Yeah, that doesn't work. The @eval block is already a Documenter-specific block. It just gets evaluated (via the stdlib Markdown parser) and the resulting markdown syntax tree gets put into the syntax tree for the page. That's it. There is no further processing.

Hypothetically, Documenter could keep re-processing the syntax tree until it reaches a fix-point, but it's not implemented like that. It might also be tricky to implement: this has the potential for getting caught in an infinite regress.

Is there a way to read in another Markdown file verbatim?

Not if that markdown file contains a @docs block, no. Of course, what you can do is programmatically create a .md file in the docs/src folder, e.g. in your make.jl script before makedocs is called.

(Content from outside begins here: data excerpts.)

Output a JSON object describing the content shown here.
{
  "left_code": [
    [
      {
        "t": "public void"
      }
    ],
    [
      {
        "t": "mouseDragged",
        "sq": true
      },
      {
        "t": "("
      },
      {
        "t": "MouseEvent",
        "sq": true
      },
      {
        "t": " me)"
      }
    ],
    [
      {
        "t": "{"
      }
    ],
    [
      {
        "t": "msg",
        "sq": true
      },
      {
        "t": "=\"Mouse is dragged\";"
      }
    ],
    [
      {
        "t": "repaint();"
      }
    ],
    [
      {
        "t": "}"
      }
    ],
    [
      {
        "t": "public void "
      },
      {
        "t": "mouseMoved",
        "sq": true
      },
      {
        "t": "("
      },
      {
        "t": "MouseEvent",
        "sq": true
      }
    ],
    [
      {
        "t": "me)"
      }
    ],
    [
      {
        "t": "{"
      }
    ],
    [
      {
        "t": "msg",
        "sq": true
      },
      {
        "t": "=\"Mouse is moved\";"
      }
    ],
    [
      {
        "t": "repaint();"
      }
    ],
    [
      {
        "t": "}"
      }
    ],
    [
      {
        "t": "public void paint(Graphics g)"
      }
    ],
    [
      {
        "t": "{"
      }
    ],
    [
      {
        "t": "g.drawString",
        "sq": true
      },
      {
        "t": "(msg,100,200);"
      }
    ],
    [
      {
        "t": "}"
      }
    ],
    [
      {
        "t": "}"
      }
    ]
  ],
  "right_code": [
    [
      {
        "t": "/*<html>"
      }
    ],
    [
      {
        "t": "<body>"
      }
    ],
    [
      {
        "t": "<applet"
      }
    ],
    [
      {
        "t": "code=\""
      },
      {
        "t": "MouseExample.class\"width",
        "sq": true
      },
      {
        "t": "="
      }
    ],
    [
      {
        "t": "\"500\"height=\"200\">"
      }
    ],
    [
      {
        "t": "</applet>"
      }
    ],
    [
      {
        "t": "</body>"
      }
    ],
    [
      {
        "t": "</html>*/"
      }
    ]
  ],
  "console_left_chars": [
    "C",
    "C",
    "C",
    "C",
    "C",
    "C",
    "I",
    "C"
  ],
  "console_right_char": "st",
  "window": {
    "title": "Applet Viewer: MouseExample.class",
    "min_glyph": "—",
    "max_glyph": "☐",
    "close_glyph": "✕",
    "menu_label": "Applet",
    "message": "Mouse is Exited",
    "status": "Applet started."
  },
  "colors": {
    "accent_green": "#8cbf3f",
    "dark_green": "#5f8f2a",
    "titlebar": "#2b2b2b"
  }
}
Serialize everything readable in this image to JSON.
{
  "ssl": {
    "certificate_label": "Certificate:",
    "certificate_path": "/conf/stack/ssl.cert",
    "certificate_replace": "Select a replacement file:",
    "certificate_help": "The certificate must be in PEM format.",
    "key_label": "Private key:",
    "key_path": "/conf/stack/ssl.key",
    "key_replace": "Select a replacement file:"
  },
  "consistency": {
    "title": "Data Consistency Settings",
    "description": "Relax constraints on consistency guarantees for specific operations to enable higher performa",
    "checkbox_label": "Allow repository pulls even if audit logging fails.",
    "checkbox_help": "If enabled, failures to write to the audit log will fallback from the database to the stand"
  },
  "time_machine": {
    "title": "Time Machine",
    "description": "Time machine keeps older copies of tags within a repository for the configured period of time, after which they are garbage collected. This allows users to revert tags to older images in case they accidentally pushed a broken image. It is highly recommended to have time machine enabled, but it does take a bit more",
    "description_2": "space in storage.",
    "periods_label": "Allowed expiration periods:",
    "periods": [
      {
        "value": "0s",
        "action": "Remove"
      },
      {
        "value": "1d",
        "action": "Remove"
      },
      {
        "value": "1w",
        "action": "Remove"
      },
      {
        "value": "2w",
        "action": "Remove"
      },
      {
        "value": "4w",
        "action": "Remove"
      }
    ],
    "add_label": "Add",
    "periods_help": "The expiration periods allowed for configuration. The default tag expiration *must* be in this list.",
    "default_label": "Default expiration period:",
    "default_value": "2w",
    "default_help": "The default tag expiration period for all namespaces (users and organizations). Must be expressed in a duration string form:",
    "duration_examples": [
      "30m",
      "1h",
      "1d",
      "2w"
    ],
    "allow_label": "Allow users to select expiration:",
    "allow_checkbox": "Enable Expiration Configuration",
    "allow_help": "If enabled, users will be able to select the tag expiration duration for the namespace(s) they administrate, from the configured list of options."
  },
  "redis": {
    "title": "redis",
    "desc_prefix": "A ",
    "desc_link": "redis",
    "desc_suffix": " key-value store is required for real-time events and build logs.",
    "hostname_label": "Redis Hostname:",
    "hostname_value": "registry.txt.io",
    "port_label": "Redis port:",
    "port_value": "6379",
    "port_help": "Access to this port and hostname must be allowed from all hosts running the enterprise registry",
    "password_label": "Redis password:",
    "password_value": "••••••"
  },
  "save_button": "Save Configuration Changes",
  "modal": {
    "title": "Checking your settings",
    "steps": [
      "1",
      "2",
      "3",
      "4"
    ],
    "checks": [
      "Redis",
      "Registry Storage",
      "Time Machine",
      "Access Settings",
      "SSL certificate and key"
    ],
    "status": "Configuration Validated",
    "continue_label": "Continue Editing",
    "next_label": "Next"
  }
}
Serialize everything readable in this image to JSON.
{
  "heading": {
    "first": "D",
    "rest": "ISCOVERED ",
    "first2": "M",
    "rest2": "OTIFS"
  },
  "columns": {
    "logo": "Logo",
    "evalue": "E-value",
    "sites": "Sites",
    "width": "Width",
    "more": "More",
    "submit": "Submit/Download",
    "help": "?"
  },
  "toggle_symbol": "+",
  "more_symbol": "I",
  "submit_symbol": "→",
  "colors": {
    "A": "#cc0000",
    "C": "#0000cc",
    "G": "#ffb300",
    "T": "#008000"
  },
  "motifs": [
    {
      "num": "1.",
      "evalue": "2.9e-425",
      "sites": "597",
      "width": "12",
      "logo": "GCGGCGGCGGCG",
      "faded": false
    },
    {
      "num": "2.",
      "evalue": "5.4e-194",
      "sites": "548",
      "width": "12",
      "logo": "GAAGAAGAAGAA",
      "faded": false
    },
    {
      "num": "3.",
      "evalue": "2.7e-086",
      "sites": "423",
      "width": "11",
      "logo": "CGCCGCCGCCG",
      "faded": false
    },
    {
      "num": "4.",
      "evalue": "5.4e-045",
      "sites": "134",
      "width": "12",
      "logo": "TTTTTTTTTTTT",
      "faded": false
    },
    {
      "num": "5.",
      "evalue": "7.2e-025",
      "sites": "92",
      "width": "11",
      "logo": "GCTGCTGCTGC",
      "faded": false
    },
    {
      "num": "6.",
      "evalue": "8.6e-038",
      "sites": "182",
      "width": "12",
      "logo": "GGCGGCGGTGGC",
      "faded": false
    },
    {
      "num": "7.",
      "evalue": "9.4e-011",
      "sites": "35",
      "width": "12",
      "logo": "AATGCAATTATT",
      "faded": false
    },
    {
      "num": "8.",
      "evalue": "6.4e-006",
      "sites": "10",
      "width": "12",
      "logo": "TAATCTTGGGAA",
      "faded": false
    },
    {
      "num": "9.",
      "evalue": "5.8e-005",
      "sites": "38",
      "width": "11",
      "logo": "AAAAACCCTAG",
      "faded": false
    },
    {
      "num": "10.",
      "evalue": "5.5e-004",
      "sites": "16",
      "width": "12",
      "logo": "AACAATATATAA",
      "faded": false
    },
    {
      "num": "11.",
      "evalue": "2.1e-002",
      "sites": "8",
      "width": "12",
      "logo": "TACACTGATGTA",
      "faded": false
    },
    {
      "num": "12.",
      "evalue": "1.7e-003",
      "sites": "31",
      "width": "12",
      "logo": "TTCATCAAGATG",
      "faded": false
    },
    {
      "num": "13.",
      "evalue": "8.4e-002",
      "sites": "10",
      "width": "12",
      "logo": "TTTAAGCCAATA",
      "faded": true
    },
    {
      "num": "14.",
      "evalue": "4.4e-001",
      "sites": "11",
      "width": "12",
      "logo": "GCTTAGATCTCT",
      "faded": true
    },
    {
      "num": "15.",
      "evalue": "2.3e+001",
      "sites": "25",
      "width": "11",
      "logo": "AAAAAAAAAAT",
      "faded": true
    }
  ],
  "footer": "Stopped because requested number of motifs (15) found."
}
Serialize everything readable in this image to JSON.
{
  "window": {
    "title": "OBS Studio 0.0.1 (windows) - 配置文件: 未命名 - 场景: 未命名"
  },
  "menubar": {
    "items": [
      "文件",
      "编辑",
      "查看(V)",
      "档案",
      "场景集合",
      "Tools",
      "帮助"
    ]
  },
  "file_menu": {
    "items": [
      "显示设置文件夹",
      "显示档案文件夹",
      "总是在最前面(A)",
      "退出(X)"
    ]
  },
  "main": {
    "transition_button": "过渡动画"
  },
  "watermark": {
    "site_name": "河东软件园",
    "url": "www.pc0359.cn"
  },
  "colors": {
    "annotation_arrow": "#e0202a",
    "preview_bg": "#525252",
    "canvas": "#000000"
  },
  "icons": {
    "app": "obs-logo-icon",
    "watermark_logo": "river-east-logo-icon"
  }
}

There's a reference to Markdown syntax extensions in the Julia docs

Quite honestly, I have no idea what that section of the manual is talking about. It might be something that's out of date (as of Documenter 1.0, which changed a lot of the relevant internals) and should be removed, or at least heavily revised. Maybe @mortenpi can clarify that section.

Thanks for explaining. I don't think what I had in mind is a great use for @eval blocks, I'll close this issue and open a feature issue about inclusion.

There's a reference to Markdown syntax extensions in the Julia docs

Quite honestly, I have no idea what that section of the manual is talking about. It might be something that's out of date (as of Documenter 1.0, which changed a lot of the relevant internals) and should be removed, or at least heavily revised. Maybe @mortenpi can clarify that section.

Pretty sure that references the magic that DocStringExtensions.jl relies on. You can interpolate Julia symbols/expressions into Markdown/docstrings, and then process them.